Singles from This Iz the Japanese Kabuki Rock
- "Sakihokoru Hana no You Ni/Kabuki Boiz" Released: June 20, 2007; "Subarashikikana, Kono Sekai" Released: November 14, 2007; "Hi no Hikari sae Todokanai Kono Basho de" Released: January 16, 2008;

Alternative cover
- Limited edition

= This Iz the Japanese Kabuki Rock =

This Iz the Japanese Kabuki Rock is the sixth studio album by Miyavi. It was released on March 19, 2008. A limited edition was released on SHM-CD, a supposedly high-quality CD format developed by Universal, and includes a DVD featuring music videos and documentary footage. The album is advertised as the "final stage" of Miyavi's recent "Neo Visualizm" theme, and features the artist's performance troupe, the Kavki Boiz, including an MC, various instrumentalists, and other artists. The album charted 25th on Oricon and 27th on Billboard Japan.

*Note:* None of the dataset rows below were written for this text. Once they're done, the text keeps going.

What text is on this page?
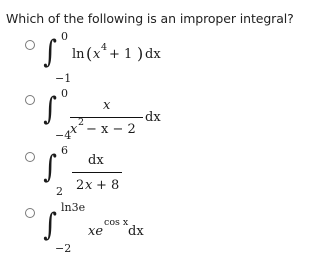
Which of the following is an improper integral?
0
∫
−1
ln ( x 4 + 1 ) dx
0
∫
−4
x
x 2 − x − 2
dx
6
∫
2
dx
2 x + 8
ln3e
∫
−2
xe
cos x
dx
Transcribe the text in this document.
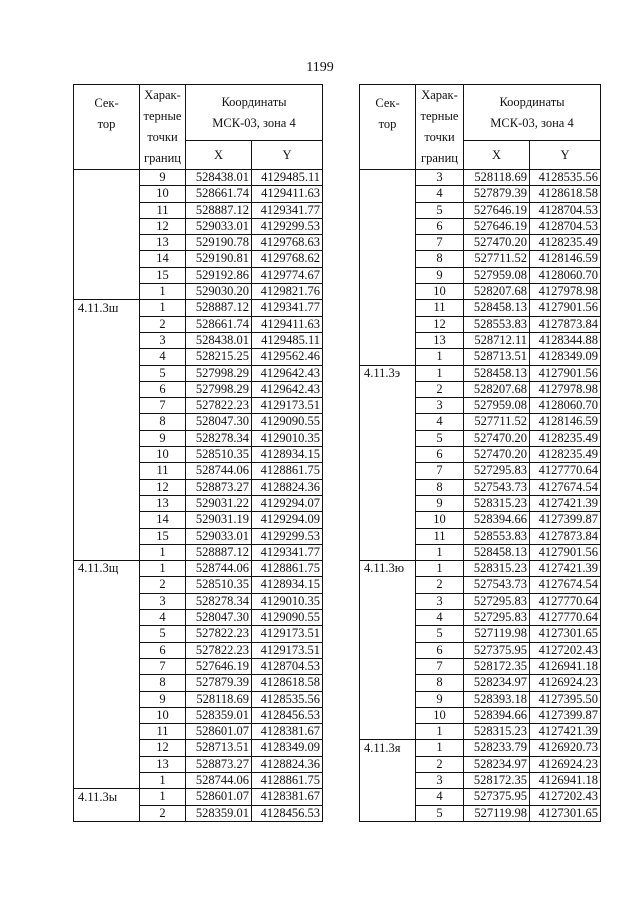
1199
Сек-
тор	Харак-
терные
точки
границ	Координаты
МСК-03, зона 4	
		X	Y
	9	528438.01	4129485.11
	10	528661.74	4129411.63
	11	528887.12	4129341.77
	12	529033.01	4129299.53
	13	529190.78	4129768.63
	14	529190.81	4129768.62
	15	529192.86	4129774.67
	1	529030.20	4129821.76
4.11.3ш	1	528887.12	4129341.77
	2	528661.74	4129411.63
	3	528438.01	4129485.11
	4	528215.25	4129562.46
	5	527998.29	4129642.43
	6	527998.29	4129642.43
	7	527822.23	4129173.51
	8	528047.30	4129090.55
	9	528278.34	4129010.35
	10	528510.35	4128934.15
	11	528744.06	4128861.75
	12	528873.27	4128824.36
	13	529031.22	4129294.07
	14	529031.19	4129294.09
	15	529033.01	4129299.53
	1	528887.12	4129341.77
4.11.3щ	1	528744.06	4128861.75
	2	528510.35	4128934.15
	3	528278.34	4129010.35
	4	528047.30	4129090.55
	5	527822.23	4129173.51
	6	527822.23	4129173.51
	7	527646.19	4128704.53
	8	527879.39	4128618.58
	9	528118.69	4128535.56
	10	528359.01	4128456.53
	11	528601.07	4128381.67
	12	528713.51	4128349.09
	13	528873.27	4128824.36
	1	528744.06	4128861.75
4.11.3ы	1	528601.07	4128381.67
	2	528359.01	4128456.53
Сек-
тор	Харак-
терные
точки
границ	Координаты
МСК-03, зона 4	
		X	Y
	3	528118.69	4128535.56
	4	527879.39	4128618.58
	5	527646.19	4128704.53
	6	527646.19	4128704.53
	7	527470.20	4128235.49
	8	527711.52	4128146.59
	9	527959.08	4128060.70
	10	528207.68	4127978.98
	11	528458.13	4127901.56
	12	528553.83	4127873.84
	13	528712.11	4128344.88
	1	528713.51	4128349.09
4.11.3э	1	528458.13	4127901.56
	2	528207.68	4127978.98
	3	527959.08	4128060.70
	4	527711.52	4128146.59
	5	527470.20	4128235.49
	6	527470.20	4128235.49
	7	527295.83	4127770.64
	8	527543.73	4127674.54
	9	528315.23	4127421.39
	10	528394.66	4127399.87
	11	528553.83	4127873.84
	1	528458.13	4127901.56
4.11.3ю	1	528315.23	4127421.39
	2	527543.73	4127674.54
	3	527295.83	4127770.64
	4	527295.83	4127770.64
	5	527119.98	4127301.65
	6	527375.95	4127202.43
	7	528172.35	4126941.18
	8	528234.97	4126924.23
	9	528393.18	4127395.50
	10	528394.66	4127399.87
	1	528315.23	4127421.39
4.11.3я	1	528233.79	4126920.73
	2	528234.97	4126924.23
	3	528172.35	4126941.18
	4	527375.95	4127202.43
	5	527119.98	4127301.65
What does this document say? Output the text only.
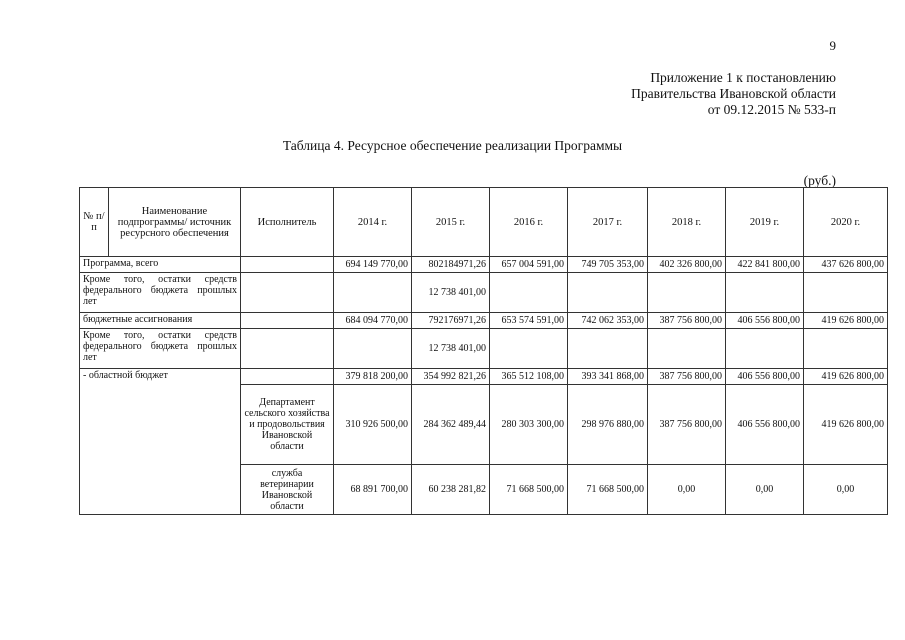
9
Приложение 1 к постановлению
Правительства Ивановской области
от 09.12.2015 № 533-п
Таблица 4. Ресурсное обеспечение реализации Программы
(руб.)
№ п/п	Наименование подпрограммы/ источник ресурсного обеспечения	Исполнитель	2014 г.	2015 г.	2016 г.	2017 г.	2018 г.	2019 г.	2020 г.
Программа, всего			694 149 770,00	802184971,26	657 004 591,00	749 705 353,00	402 326 800,00	422 841 800,00	437 626 800,00
Кроме того, остатки средств федерального бюджета прошлых лет				12 738 401,00					
бюджетные ассигнования			684 094 770,00	792176971,26	653 574 591,00	742 062 353,00	387 756 800,00	406 556 800,00	419 626 800,00
Кроме того, остатки средств федерального бюджета прошлых лет				12 738 401,00					
- областной бюджет			379 818 200,00	354 992 821,26	365 512 108,00	393 341 868,00	387 756 800,00	406 556 800,00	419 626 800,00
		Департамент сельского хозяйства и продовольствия Ивановской области	310 926 500,00	284 362 489,44	280 303 300,00	298 976 880,00	387 756 800,00	406 556 800,00	419 626 800,00
		служба ветеринарии Ивановской области	68 891 700,00	60 238 281,82	71 668 500,00	71 668 500,00	0,00	0,00	0,00
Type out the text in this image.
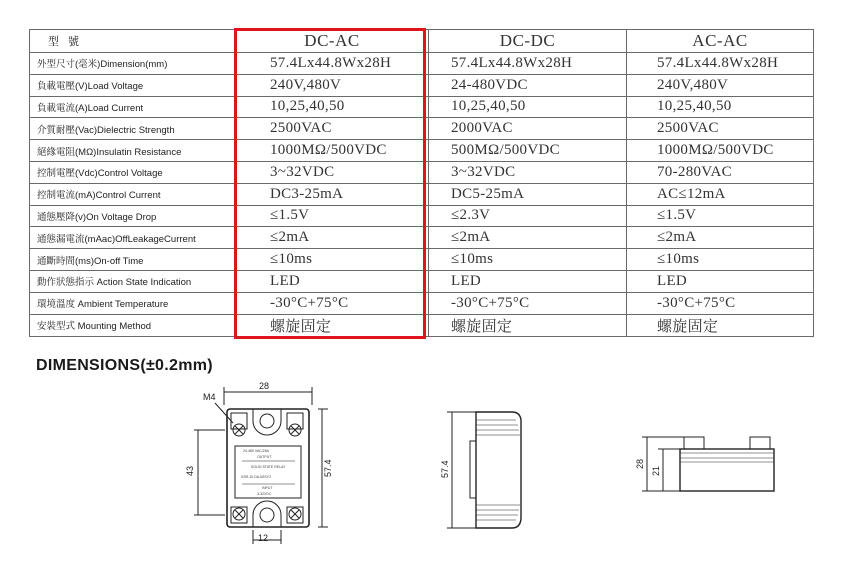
型 號	DC-AC	DC-DC	AC-AC
外型尺寸(毫米)Dimension(mm)	57.4Lx44.8Wx28H	57.4Lx44.8Wx28H	57.4Lx44.8Wx28H
負載電壓(V)Load Voltage	240V,480V	24-480VDC	240V,480V
負載電流(A)Load Current	10,25,40,50	10,25,40,50	10,25,40,50
介質耐壓(Vac)Dielectric Strength	2500VAC	2000VAC	2500VAC
絕緣電阻(MΩ)Insulatin Resistance	1000MΩ/500VDC	500MΩ/500VDC	1000MΩ/500VDC
控制電壓(Vdc)Control Voltage	3~32VDC	3~32VDC	70-280VAC
控制電流(mA)Control Current	DC3-25mA	DC5-25mA	AC≤12mA
通態壓降(v)On Voltage Drop	≤1.5V	≤2.3V	≤1.5V
通態漏電流(mAac)OffLeakageCurrent	≤2mA	≤2mA	≤2mA
通斷時間(ms)On-off Time	≤10ms	≤10ms	≤10ms
動作狀態指示 Action State Indication	LED	LED	LED
環境溫度 Ambient Temperature	-30°C+75°C	-30°C+75°C	-30°C+75°C
安裝型式 Mounting Method	螺旋固定	螺旋固定	螺旋固定
DIMENSIONS(±0.2mm)
M4
28
12
43	57.4
24-480 VAC/25A
OUTPUT
SOLID STATE RELAY
SSR-10 DA ASSY2
INPUT
3-32VDC
57.4	28
21
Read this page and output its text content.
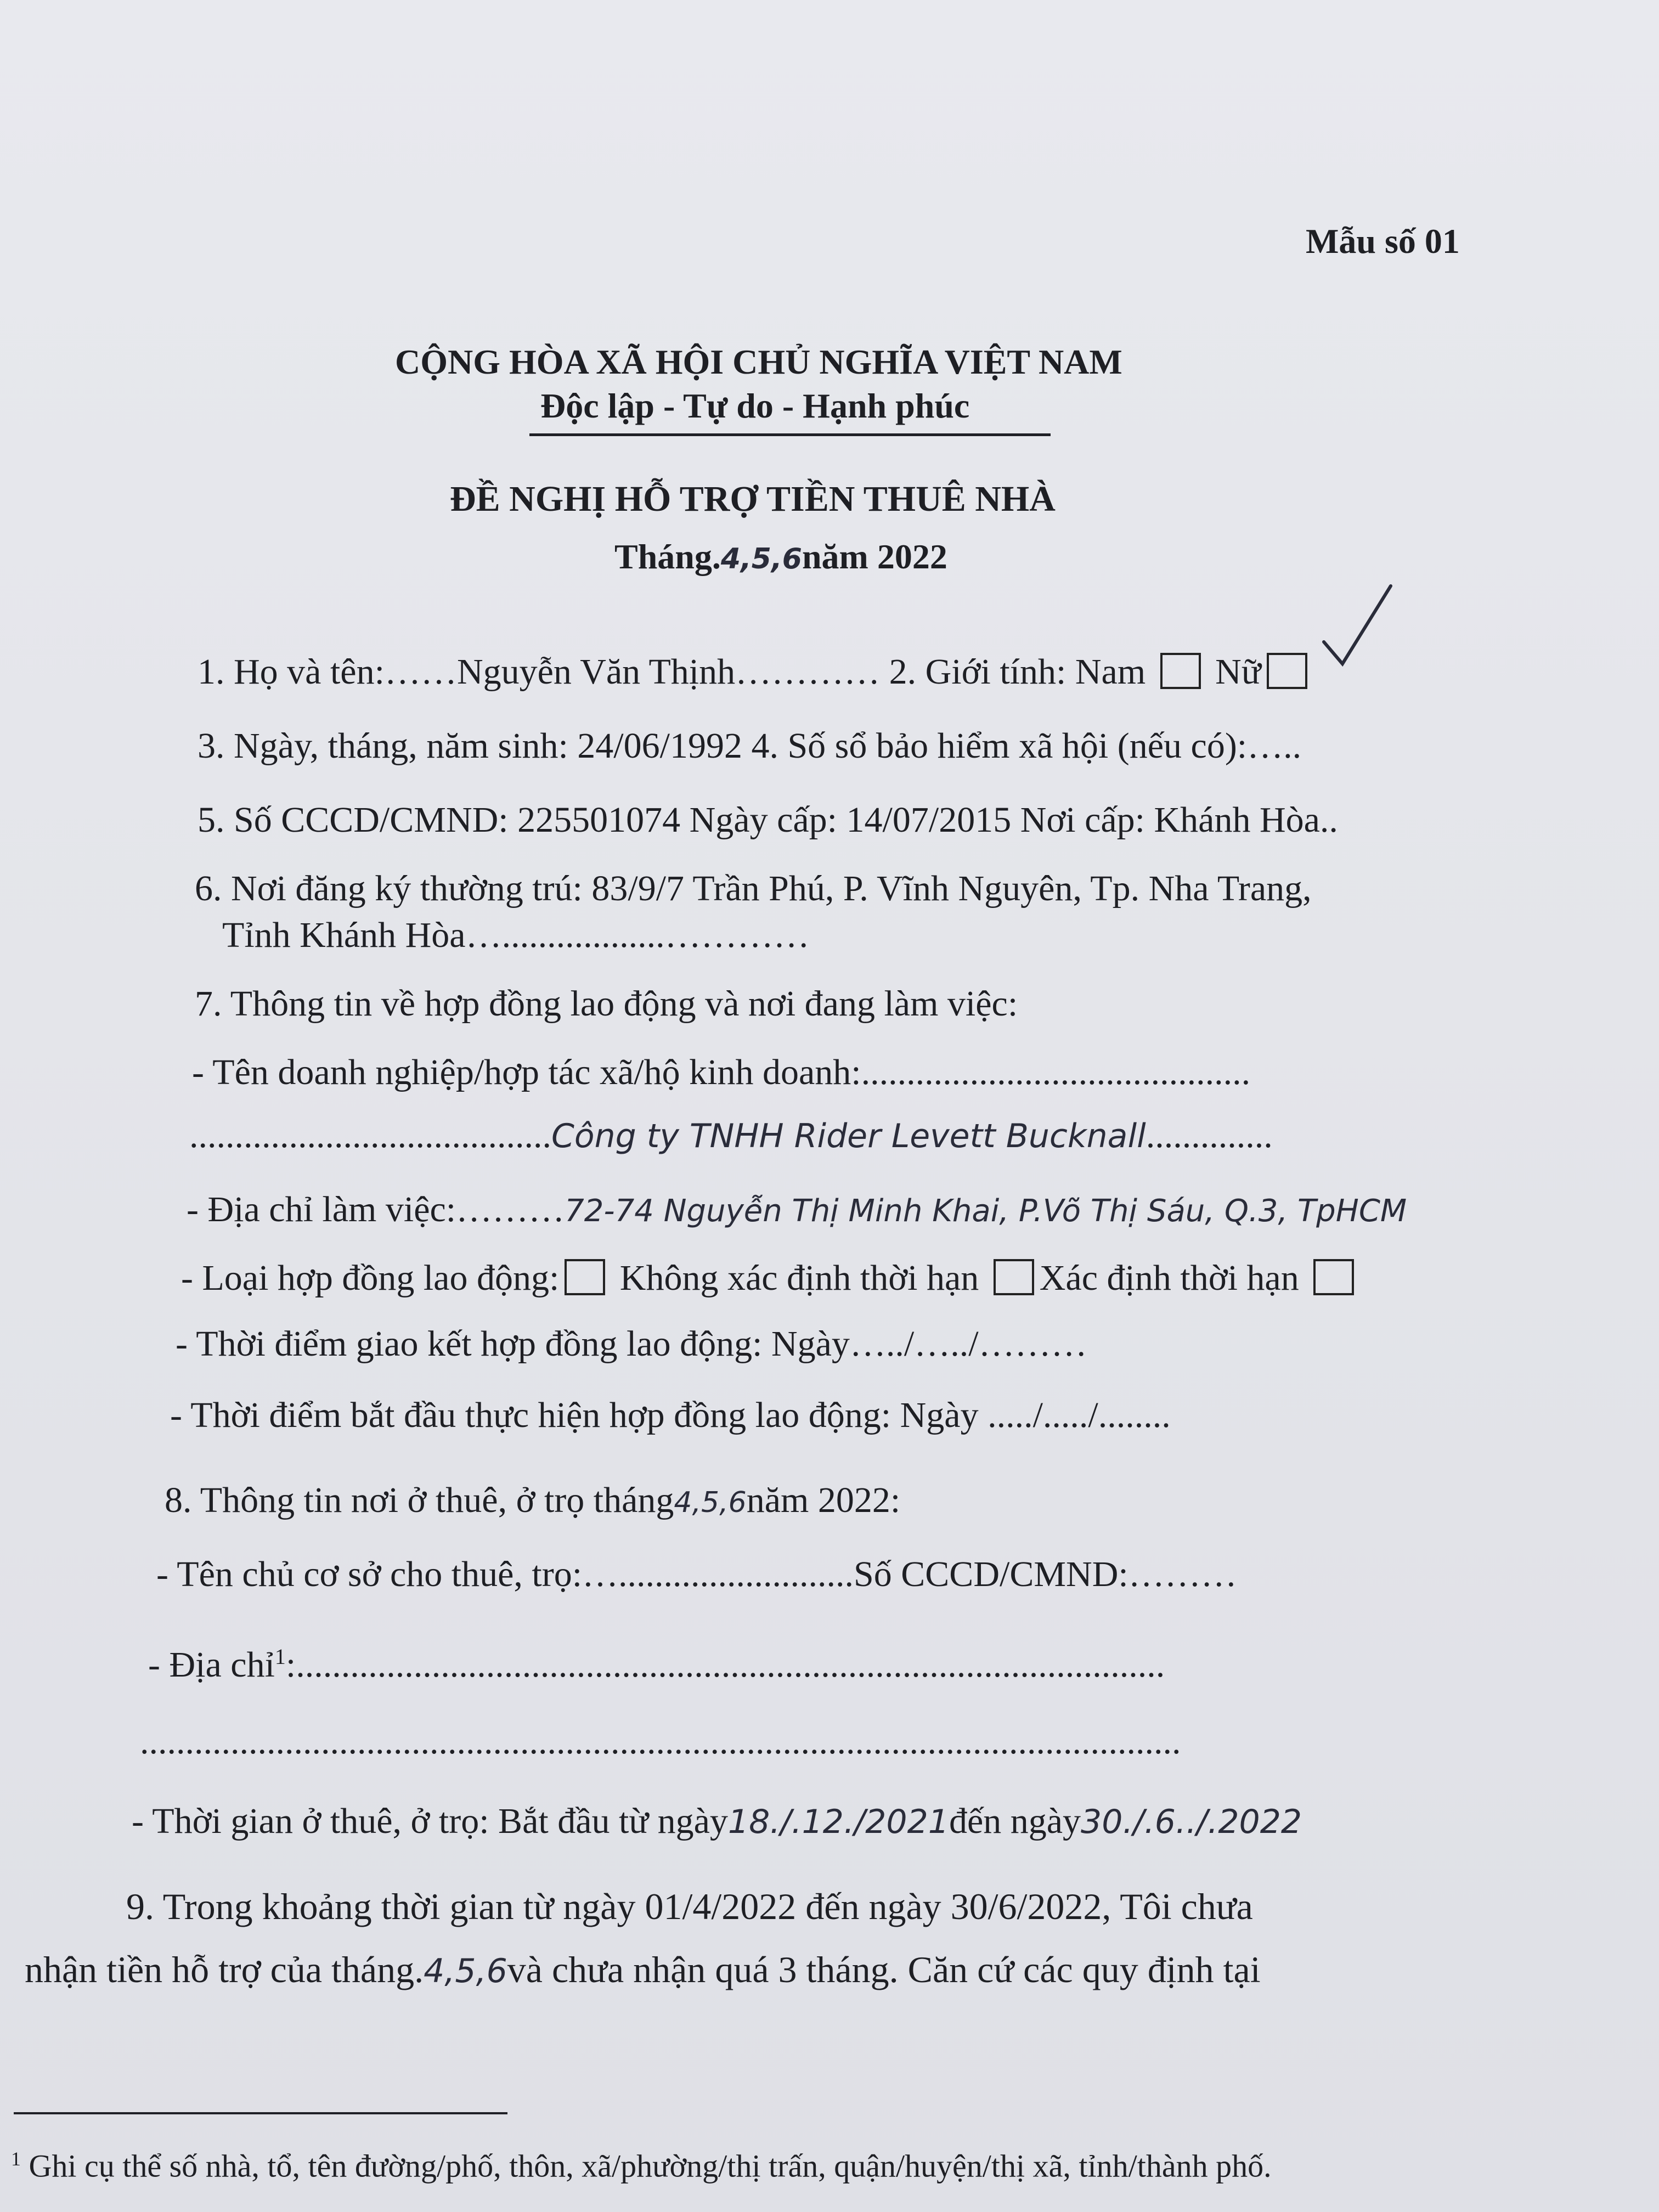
Mẫu số 01
CỘNG HÒA XÃ HỘI CHỦ NGHĨA VIỆT NAM
Độc lập - Tự do - Hạnh phúc
ĐỀ NGHỊ HỖ TRỢ TIỀN THUÊ NHÀ
Tháng.4,5,6năm 2022
1. Họ và tên:……Nguyễn Văn Thịnh………… 2. Giới tính: Nam  Nữ
3. Ngày, tháng, năm sinh: 24/06/1992 4. Số sổ bảo hiểm xã hội (nếu có):…..
5. Số CCCD/CMND: 225501074 Ngày cấp: 14/07/2015 Nơi cấp: Khánh Hòa..
6. Nơi đăng ký thường trú: 83/9/7 Trần Phú, P. Vĩnh Nguyên, Tp. Nha Trang,
Tỉnh Khánh Hòa…..................…………
7. Thông tin về hợp đồng lao động và nơi đang làm việc:
- Tên doanh nghiệp/hợp tác xã/hộ kinh doanh:...........................................
........................................Công ty TNHH Rider Levett Bucknall..............
- Địa chỉ làm việc:………72-74 Nguyễn Thị Minh Khai, P.Võ Thị Sáu, Q.3, TpHCM
- Loại hợp đồng lao động: Không xác định thời hạn Xác định thời hạn
- Thời điểm giao kết hợp đồng lao động: Ngày…../…../………
- Thời điểm bắt đầu thực hiện hợp đồng lao động: Ngày ...../...../........
8. Thông tin nơi ở thuê, ở trọ tháng4,5,6năm 2022:
- Tên chủ cơ sở cho thuê, trọ:…..........................Số CCCD/CMND:………
- Địa chỉ$^1$:................................................................................................
...................................................................................................................
- Thời gian ở thuê, ở trọ: Bắt đầu từ ngày18./.12./2021đến ngày30./.6../.2022
9. Trong khoảng thời gian từ ngày 01/4/2022 đến ngày 30/6/2022, Tôi chưa
nhận tiền hỗ trợ của tháng.4,5,6và chưa nhận quá 3 tháng. Căn cứ các quy định tại
$^1$ Ghi cụ thể số nhà, tổ, tên đường/phố, thôn, xã/phường/thị trấn, quận/huyện/thị xã, tỉnh/thành phố.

The documentary on the second disc features footage of the making-of the album. The film shows a month-by-month breakdown of each song being recorded in various studios.

A working title for "Jpn Pride" was "Azn Pride". Songs that did not make the album or underwent rewriting include "Morning Glory" and "Winding Road". The title of "Azn Pride" was later used for his greatest hits compilation for Korea and Taiwan, titled Azn Pride -This Iz the Japanese Kabuki Rock-.

==Track listing==

Disc one (CD)
| No. | Title | Length |
|---|---|---|
| 1. | "Jpn Pride" | 5:13 |
| 2. | "21st Century Tokyo Blues" (21st Century 東京 Blues) | 4:16 |
| 3. | "Kabuki Danshi -Kavki Boiz-" (歌舞伎男子) | 4:11 |
| 4. | "Boom-Hah-Boom-Hah-Hah" | 4:19 |
| 5. | "Memories of Bushido (Instrumental)" | 1:06 |
| 6. | "Nowheregod" | 7:06 |
| 7. | "Hi no Hikari Sae Todokanai Kono Basho de" (陽の光さえ届かないこの場所で featuring Sugizo) | 5:30 |
| 8. | "Sakihokoru Hana no You Ni -Neo Visualizm-" (咲き誇る華の様に) | 4:35 |
| 9. | "Subarashikikana, Kono Sekai -What A Wonderful World-" (素晴らしきかな、この世界) | 4:10 |
| 10. | "Tsurezure Naru Hibi Naredo" (徒然なる日々なれど) | 4:32 |
| 11. | "Thanx Givin' Day" | 2:57 |

Disc two (DVD)
| No. | Title | Length |
|---|---|---|
| 1. | "Hi no Hikari Sae Todokanai Kono Basho de -Guitar Battle Mixx-" (陽の光さえ届かないこの場所で, music video, featuring Sugizo) |  |
| 2. | "This Iz the Torippanashi Tosatsu Video" (This Iz The 撮りっぱなし盗撮ビデオ) |  |
| 3. | "Hi no Uchidokoro Sae Miatranai Kono PV Documentary Eizo" (非の打ち所さえ見当たらないこのPVドキュメンタリー映像, making-of footage) |  |

== Personnel ==
- Miyavi – vocals, composer, lyricist, vocal percussion, acoustic guitar, electric guitar, electric sitar, Dobro guitar, shamisen, bells, tambourine, Gigpig
- Tyko – rapping (1, 2, 3, 4, 6, 7, 8, 9), khoomii (5), beatboxing (4)
- Hige-chang – bass guitar (1)
- Ryo Yamagata – drums (1, 3, 4, 6)
- DJ 1/2 – turntable (1, 2, 6, 7, 9, 10)
- Saro – tap dancing (1, 8, 9), djembe (6)
- Yuko Nakakita – percussion (1, 5, 6, 10)
- Isao Murakami – taiko (1)
- Masahide Sakuma – bass guitar (2, 6, 7, 8, 9, 10), keyboard (8, 10)
- Soul Toul – drums (2, 7, 8, 9, 10)
- Mitsuru Nasuno – bass guitar (3, 4)
- DJ Hanger – turntable (3, 8)
- Yoshinari Takegami – saxophone (3)
- M.C.A-T – programming (3)
- Sugizo – electric guitar (7)
Note: Other than for lyrics and music composition, the album's liner notes offer no credits for the eleventh track "Thanx Givin' Day".